By: Rachel Newcombe - Updated: 23 Jan 2013 | comments*Discuss
 
Diet Food Nutrition Breast Milk Breast

Breastfeeding offers babies a great start to life and provides them with plenty of nutrition and goodness. But in order for them to gain the best benefits, it’s important that you maintain a healthy, balanced diet.

Why Try Breastfeeding?

It’s great to give breastfeeding a go, as it ensures babies gain lots of essential nutrients and it helps bonding in the early days. But for mums, it can be a very demanding schedule to keep to and it can take its strain on your body and energy. That’s one of the reasons why it’s so important to ensure you consume a healthy, nutritious and balanced diet whilst you’re breastfeeding, to ensure you’re in a prime position to feed your baby.

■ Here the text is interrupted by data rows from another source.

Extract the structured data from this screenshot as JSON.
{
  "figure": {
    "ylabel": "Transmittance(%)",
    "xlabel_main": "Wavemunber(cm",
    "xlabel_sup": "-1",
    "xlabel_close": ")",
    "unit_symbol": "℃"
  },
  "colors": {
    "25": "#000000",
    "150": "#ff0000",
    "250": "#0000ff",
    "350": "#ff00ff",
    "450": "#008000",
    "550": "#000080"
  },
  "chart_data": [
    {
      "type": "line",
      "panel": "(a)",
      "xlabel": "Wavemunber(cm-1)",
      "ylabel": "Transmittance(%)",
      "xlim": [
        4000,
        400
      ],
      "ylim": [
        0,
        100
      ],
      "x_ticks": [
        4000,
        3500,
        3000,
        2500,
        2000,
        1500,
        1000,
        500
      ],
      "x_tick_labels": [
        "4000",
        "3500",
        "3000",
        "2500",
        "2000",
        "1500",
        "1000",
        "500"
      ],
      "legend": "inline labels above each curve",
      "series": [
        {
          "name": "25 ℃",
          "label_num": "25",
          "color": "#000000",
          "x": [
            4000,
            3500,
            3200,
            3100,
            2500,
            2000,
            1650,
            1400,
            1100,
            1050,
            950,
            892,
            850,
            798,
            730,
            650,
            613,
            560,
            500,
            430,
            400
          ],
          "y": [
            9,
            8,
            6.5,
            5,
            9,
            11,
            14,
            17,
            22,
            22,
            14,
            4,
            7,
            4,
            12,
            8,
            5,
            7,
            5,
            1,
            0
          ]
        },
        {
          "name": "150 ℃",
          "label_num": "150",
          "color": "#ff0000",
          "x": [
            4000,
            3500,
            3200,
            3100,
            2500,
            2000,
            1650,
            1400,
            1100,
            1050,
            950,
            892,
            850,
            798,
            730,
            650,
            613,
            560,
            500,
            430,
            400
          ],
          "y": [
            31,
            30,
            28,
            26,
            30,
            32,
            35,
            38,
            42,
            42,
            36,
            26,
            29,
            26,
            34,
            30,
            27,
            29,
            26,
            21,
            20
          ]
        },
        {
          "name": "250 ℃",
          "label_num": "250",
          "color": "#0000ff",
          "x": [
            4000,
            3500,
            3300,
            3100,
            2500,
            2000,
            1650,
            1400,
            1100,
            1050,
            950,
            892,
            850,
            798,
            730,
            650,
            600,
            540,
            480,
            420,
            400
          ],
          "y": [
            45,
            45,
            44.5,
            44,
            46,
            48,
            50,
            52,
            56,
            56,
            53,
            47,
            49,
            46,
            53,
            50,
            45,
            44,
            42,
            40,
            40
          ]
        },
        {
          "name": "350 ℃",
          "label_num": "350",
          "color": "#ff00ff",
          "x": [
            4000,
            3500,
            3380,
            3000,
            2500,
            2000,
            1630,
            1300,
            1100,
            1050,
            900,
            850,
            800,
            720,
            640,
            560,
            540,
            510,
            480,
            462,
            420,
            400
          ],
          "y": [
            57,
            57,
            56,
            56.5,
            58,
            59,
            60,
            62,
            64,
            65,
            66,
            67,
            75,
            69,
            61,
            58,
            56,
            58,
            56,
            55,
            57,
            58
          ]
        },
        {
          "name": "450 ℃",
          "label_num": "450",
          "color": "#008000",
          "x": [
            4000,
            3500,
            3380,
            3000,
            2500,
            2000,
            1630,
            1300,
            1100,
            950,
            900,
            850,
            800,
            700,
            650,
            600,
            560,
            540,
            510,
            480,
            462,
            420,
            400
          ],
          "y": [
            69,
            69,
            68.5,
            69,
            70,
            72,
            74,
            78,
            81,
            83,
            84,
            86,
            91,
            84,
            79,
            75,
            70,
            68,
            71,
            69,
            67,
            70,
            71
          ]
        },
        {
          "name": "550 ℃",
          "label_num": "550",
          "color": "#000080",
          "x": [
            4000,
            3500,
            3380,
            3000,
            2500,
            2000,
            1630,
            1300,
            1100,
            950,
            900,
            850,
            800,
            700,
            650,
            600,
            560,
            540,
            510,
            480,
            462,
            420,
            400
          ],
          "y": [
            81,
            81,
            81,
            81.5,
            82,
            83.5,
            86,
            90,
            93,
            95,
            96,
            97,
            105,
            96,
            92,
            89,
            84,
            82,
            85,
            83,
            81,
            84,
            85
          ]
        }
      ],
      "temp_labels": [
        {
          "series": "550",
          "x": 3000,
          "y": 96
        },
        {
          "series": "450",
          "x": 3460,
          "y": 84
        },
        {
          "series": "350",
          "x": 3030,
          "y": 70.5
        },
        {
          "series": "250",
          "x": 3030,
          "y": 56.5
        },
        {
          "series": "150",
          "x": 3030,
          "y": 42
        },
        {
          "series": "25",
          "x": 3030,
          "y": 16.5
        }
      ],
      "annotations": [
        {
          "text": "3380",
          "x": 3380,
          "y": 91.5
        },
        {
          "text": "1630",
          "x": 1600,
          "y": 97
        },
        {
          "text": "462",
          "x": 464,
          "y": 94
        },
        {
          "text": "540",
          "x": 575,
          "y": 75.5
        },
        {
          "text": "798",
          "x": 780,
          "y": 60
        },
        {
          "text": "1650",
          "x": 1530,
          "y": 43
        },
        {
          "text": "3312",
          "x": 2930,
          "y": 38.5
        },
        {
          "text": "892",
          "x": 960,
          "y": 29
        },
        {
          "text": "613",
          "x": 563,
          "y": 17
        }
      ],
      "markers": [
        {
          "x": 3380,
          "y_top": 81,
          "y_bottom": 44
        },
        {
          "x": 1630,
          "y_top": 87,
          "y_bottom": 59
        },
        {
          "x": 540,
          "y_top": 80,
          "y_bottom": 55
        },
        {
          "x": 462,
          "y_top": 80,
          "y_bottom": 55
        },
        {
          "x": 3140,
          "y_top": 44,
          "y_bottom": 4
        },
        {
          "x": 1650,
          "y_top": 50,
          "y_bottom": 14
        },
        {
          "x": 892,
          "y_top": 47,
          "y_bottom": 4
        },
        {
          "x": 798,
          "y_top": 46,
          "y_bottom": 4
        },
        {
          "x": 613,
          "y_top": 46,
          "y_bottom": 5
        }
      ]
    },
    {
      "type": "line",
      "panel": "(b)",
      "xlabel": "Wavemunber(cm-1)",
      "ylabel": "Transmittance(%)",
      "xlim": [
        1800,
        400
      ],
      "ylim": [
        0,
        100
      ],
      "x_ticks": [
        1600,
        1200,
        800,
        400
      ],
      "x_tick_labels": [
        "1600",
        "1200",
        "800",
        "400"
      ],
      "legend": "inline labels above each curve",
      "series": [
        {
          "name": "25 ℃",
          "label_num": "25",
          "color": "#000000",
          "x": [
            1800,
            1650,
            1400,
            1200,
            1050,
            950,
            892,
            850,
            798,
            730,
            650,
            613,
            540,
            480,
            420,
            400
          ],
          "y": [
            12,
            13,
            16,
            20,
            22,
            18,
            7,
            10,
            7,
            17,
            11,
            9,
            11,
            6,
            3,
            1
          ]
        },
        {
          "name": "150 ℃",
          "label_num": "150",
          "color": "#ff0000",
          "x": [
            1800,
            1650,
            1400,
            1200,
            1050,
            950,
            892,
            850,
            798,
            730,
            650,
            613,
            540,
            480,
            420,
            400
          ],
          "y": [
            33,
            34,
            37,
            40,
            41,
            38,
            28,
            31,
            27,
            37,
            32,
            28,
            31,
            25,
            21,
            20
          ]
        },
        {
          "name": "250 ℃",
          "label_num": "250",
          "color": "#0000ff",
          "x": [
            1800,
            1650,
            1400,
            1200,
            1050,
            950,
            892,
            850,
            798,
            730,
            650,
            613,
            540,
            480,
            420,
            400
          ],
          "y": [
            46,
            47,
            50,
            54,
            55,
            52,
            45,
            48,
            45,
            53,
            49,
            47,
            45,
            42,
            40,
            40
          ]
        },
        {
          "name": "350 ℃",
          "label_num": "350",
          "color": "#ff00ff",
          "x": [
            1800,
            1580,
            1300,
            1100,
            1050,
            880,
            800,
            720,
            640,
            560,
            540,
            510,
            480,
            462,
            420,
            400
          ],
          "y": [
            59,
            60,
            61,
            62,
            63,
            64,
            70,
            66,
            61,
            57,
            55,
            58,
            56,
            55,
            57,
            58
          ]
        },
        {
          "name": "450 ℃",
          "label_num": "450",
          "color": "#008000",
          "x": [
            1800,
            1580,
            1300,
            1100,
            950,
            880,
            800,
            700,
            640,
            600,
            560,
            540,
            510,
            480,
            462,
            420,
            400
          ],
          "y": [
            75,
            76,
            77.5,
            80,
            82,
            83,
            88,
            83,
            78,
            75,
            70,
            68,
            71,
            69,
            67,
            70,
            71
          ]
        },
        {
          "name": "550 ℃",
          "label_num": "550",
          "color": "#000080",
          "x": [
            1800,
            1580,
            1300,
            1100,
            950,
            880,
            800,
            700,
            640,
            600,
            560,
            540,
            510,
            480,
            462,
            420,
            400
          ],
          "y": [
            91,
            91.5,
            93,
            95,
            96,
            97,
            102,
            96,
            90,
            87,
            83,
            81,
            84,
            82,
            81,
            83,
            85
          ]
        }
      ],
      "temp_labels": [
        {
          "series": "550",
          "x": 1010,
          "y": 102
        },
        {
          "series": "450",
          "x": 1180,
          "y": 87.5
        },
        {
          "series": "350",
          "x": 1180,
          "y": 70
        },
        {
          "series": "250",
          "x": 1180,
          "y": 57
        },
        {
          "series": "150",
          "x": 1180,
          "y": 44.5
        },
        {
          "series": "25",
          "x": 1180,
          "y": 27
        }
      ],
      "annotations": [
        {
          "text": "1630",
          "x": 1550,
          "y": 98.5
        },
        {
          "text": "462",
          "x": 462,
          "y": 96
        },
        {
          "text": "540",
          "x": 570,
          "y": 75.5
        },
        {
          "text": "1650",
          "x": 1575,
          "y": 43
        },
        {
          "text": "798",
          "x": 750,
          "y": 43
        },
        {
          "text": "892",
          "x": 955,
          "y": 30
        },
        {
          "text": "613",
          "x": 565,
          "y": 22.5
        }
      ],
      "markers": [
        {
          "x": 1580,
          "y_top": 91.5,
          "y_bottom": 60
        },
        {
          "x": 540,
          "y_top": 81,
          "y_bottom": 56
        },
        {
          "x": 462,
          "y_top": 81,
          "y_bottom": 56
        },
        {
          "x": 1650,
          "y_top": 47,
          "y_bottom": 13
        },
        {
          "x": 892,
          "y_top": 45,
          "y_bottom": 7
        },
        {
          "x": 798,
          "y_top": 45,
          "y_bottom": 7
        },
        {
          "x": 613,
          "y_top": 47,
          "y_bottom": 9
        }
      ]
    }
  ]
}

In fact, you’ll need an extra dose of calories, especially in the first few months of breastfeeding, to keep your energy levels up. The Department of Health recommend that women need between 450 and 570 extra calories in their diet during the first three months of breastfeeding. It sounds a lot, but when you’ve been through the birth experience and are getting used to coping with a baby and their breastfeeding demands, you’ll be glad of any source of extra energy.

Despite the extra calories, it’s definitely worth remembering that breastfeeding can be one of the best ways of regaining your pre-baby shape and body size!

It’s also worth noting that what you consume can affect your breast milk supplies. Anything you eat and drink passes into your breast milk supply – although it’s generally only a small amount of what you consume. But different foods and substances can and do affect breast milk, so you do need to be a bit careful with what you have.

What You Eat Affects Breast Milk

There are sometimes signs to pick up on that perhaps something you’ve consumed has gone through to your breast milk and not agreed with your baby. For example, if they become very restless, have a lot of wind, sudden diarrhoea or a rash, then this may be a sign that something you’ve eaten has gone through to the breast milk and they’ve picked up on it.

The symptoms in a baby can appear minutes or hours afterwards. If you’re concerned about them, then always speak to a doctor – especially as diarrhoea and a rash can also be signs of an allergic reaction.

What to Eat and Drink

In order to give your baby a good supply of nutritious breast milk, you need to eat a healthy diet. This means a similar diet to what you may well have consumed during pregnancy, consisting of plenty of fresh fruits and vegetables, whole grains and cereals, calcium and iron-rich foods and protein, from meat or pulses.

It’s also important to ensure you have plenty of fluids too, as this will help your body produce milk. Water is ideal to drink and you could aim for eight glasses a day, but beware of consuming too much alcohol, as that can get into your milk supply and reach your baby.

Caffeine, which is found in drinks such as coffee, cola or tea, can also affect your baby, so you may need to experiment with what you drink (with too much caffeine a baby may, for example, become very restless). Other substances, such as nicotine, should also be avoided as they, too, can reach breast milk.